03

It was not my intention when I started blogging in August of 2009 to so frequently use personal experiences and the first person pronoun.  However, it has often been the personal anecdotes that readers have responded to, proving that the MHSAA’s younger staffers were correct when they advised me that readers want not only to learn something from a blog, they also want to get to know the author.  So more and more I find myself launching a blog from personal experience.

Which brings me to the response I gave recently to a loved one who was pressing me for gift ideas – things they might give me this holiday season.
 
Except for some new socks, there’s nothing I need as a gift this holiday season; and what I want I’ve already obtained myself.  Books!  What I really need – like a lot of you – is the gift of time to actually read them.

How I wish I could use the “12 days of Christmas” to do nothing but sit, undistracted, to touch base again with some iconic classics like The Catcher in the Rye; Gone With the Wind; A Moveable Feast; Look Homeward, Angel; War and Peace; and many others I’ve either never read or didn’t fully appreciate when I did.  Or to read a dozen newer books, already acquired, that await me. Here they are:

Fiction

  • One Man’s Bible, by Gao Xingjian (1999).
  • The Confession, by John Grisham (2010).
  • Stone’s Fall, by Iain Pears (2009).
  • The Lacuna, by Barbara Kingsolver (2009).
  • Cold Mountain, by Charles Frazier (1997); also Thirteen Moons (2006).
  • The Loop, by Nicholas Evans (1998); also The Smoke Jumper (2001) and The Divide (2005).

Non-Fiction

  • Oracle Bones:  A Journey Between China’s Past and Present, by Peter Hessler (2006).
  • Moral Ground:  Ethical Action for a Planet in Peril, Kathleen Deen Moore and Michel P. Nelson, Editors (2010).
  • After-Shock: The Next Economy and America’s Future, by Robert B. Reich (2010).
  • Freefall: America, Free Markets, and the Sinking of the World Economy, by Joseph E. Stiglitz (2010).
  • Cognitive Surplus: Creativity and Generosity in a Connected Age, by Clay Shirky (2010).
  • The Predictioneer’s Game: Using the Logic of Brazen Self-Interest to See and Shape the Future, by Bruce Bueno de Mesquita (2009).
  • Hard Goals:  The Secret to Getting from Where You Are to Where You Want to Be, by Mark Murphy (2011).
  • Play Their Hearts Out: A Coach, His Star Recruit, and the Youth Basketball Machine, by George Dohrmann (2010).
  • The Autobiography of Mark Twain – Volume 1 (2010).

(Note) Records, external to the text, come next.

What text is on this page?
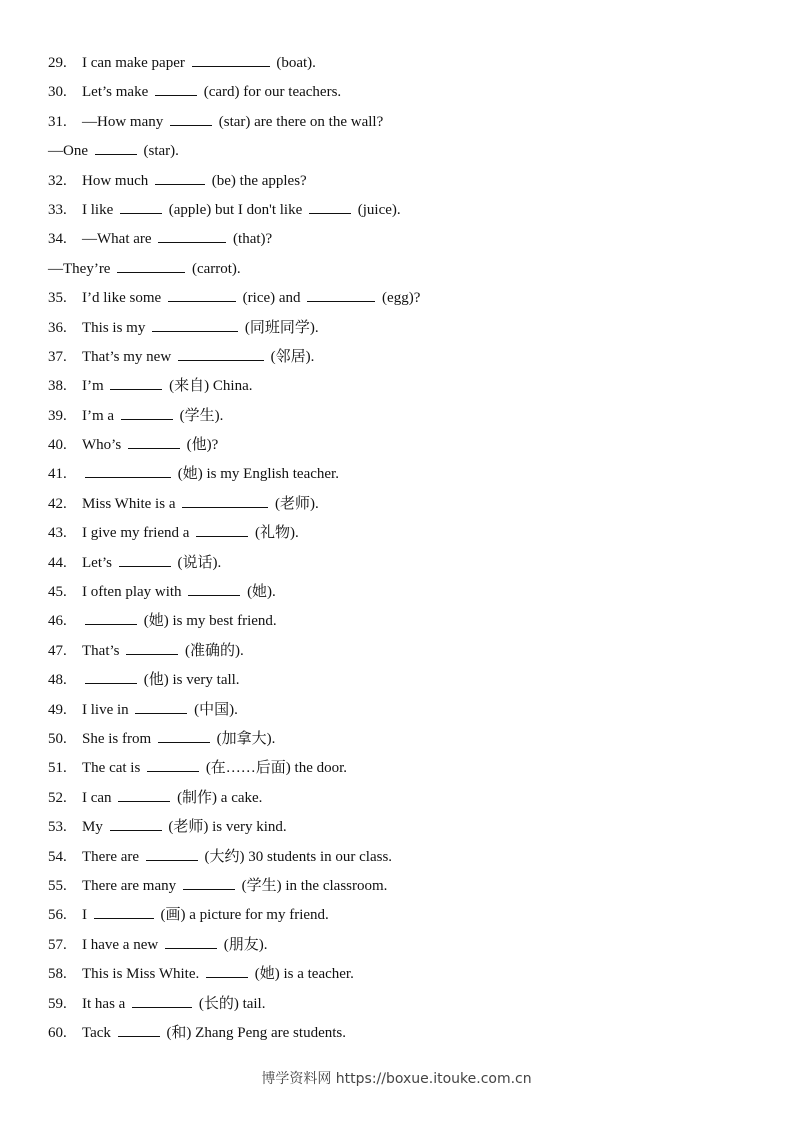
29. I can make paper	(boat).
30. Let’s make	(card) for our teachers.
31. —How many	(star) are there on the wall?
—One	(star).
32. How much	(be) the apples?
33. I like	(apple) but I don't like	(juice).
34. —What are	(that)?
—They’re	(carrot).
35. I’d like some	(rice) and	(egg)?
36. This is my	(同班同学).
37. That’s my new	(邻居).
38. I’m	(来自) China.
39. I’m a	(学生).
40. Who’s	(他)?
41.	(她) is my English teacher.
42. Miss White is a	(老师).
43. I give my friend a	(礼物).
44. Let’s	(说话).
45. I often play with	(她).
46.	(她) is my best friend.
47. That’s	(准确的).
48.	(他) is very tall.
49. I live in	(中国).
50. She is from	(加拿大).
51. The cat is	(在……后面) the door.
52. I can	(制作) a cake.
53. My	(老师) is very kind.
54. There are	(大约) 30 students in our class.
55. There are many	(学生) in the classroom.
56. I	(画) a picture for my friend.
57. I have a new	(朋友).
58. This is Miss White.	(她) is a teacher.
59. It has a	(长的) tail.
60. Tack	(和) Zhang Peng are students.
博学资料网 https://boxue.itouke.com.cn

Yes, I know, that’s 18 books, not 12; and Twain’s colossal autobiography should count double or triple.  I just couldn’t contain myself.  And anyway, in his recently published memoirs, My Reading Life, the southern novelist Pat Conroy says, “I could read a million books and still consider myself a half-baked, mediocre thinker.”  Me too.